Section8:Cell Culture and Treatments

From Assay Guidance Wiki

Culture conditions can be adapted to any cell type. The following recommendations are based on our collective experiences with primary cells, normal and tumor cell lines, attached and suspension cells. Validated multi-channel pipettors can be used throughout. For experiments involving more than 8 to 10 plates, a multi-drop is useful.

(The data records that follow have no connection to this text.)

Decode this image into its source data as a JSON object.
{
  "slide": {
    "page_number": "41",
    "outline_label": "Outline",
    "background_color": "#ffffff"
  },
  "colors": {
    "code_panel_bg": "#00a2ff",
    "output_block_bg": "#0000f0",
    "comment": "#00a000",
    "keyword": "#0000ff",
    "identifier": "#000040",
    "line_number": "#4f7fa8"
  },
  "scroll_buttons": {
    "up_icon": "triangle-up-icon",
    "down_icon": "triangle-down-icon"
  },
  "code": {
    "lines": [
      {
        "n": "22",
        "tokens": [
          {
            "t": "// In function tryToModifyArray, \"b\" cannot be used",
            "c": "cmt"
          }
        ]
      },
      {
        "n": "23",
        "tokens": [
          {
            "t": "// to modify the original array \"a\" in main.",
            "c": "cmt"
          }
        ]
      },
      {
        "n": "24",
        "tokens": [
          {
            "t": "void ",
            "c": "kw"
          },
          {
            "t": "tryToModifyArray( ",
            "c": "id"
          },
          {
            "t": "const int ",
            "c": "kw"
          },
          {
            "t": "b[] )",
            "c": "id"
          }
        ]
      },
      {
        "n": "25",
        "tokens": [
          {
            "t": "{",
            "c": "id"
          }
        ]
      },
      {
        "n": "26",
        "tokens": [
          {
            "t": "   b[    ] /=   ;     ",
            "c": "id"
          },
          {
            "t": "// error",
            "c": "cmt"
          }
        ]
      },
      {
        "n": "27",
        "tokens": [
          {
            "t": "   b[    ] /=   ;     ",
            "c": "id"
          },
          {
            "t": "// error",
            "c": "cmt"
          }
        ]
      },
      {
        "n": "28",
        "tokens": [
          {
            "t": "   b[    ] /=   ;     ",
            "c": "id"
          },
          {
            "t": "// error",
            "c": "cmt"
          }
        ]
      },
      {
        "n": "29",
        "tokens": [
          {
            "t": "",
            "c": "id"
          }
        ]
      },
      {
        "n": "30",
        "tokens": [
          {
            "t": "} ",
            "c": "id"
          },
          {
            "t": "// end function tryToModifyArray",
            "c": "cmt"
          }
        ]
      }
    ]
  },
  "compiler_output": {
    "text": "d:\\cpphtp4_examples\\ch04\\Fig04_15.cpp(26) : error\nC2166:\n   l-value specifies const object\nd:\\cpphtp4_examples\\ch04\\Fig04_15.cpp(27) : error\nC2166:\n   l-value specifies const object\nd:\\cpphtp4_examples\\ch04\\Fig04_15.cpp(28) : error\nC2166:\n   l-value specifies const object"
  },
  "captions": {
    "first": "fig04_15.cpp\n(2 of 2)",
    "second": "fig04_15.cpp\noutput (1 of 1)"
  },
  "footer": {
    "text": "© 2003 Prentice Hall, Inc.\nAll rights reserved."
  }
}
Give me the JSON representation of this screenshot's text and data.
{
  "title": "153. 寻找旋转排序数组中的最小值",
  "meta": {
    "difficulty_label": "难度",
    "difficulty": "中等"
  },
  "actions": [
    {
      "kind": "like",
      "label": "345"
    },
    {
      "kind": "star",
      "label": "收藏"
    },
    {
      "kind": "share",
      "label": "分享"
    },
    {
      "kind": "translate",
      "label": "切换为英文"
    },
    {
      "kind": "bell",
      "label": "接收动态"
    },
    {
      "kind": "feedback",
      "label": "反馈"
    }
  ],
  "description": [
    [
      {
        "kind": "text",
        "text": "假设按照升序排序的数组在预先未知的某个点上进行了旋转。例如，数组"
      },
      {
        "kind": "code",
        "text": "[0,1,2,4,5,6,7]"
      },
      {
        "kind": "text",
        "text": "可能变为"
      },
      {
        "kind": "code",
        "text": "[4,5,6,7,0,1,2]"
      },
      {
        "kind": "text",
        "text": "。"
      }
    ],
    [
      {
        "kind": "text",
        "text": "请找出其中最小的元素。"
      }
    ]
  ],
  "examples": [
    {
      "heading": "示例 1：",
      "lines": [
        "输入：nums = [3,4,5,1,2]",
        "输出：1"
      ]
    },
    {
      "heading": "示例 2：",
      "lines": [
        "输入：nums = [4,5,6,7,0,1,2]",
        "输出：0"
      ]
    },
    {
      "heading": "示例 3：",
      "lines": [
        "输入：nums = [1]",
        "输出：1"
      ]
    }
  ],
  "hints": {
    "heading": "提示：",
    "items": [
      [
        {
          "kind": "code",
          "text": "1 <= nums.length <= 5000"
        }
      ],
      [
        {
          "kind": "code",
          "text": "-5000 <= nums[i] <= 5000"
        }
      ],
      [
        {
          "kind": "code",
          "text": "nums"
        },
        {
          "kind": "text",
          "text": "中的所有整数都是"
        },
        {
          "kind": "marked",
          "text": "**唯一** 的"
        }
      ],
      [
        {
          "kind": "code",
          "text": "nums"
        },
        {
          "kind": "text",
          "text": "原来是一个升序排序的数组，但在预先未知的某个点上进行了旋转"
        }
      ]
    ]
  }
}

1. Seed cells in a 96-well plate at near confluence 1 day prior to the experiment in 100 ul of growth medium. Optimal seeding density should be experimentally determined (see below).
2. For poorly adherent cells, it is useful to plate cells in wells coated with poly-D-lysine or other extracellular matrix components.
3. To avoid chemiluminescent signal spillover between wells, cells should be plated on white plates. Clear bottoms are convenient because cells can still be viewed under the microscope. However, there is a tendency towards “edge effects” with these plates. Opaque bottom white plates can minimize this problem. Alternatively, outside rows and columns can be excluded from the experimental format. When a fluorescent readout is being used a black plate should be used.
4. For growth factor-stimulated responses, the signal window is often increased if cells are serum starved prior to the experiment. Starvation can be for 2-4 h or overnight depending on the cell type and should be optimized using the experimental design templates (see example below).
5. Preincubate with compounds ∼1-2hr before adding the activating stimulus. Compounds should be added such that the final DMSO concentration is ≤0.25%. The compounds are diluted into medium containing serum or if in serum free conditions add BSA to a final concentration of 1%. Dilute the stocks serially to a final concentration of 10X. You will be adding 10 ul to a total of 100 ul to give a final concentration of the compound of 1X.
6. Prepare activators as 10x stocks in medium + 1.0% BSA. This is usually enough BSA to prevent peptides and small molecules from sticking to the sides of the test tubes. Return cells to incubator for the appropriate time.
7. Stimulate the cells with the reagent that is known to specifically produce the desired response. The concentration of the stimulant and treatment times will be determined by experimental design.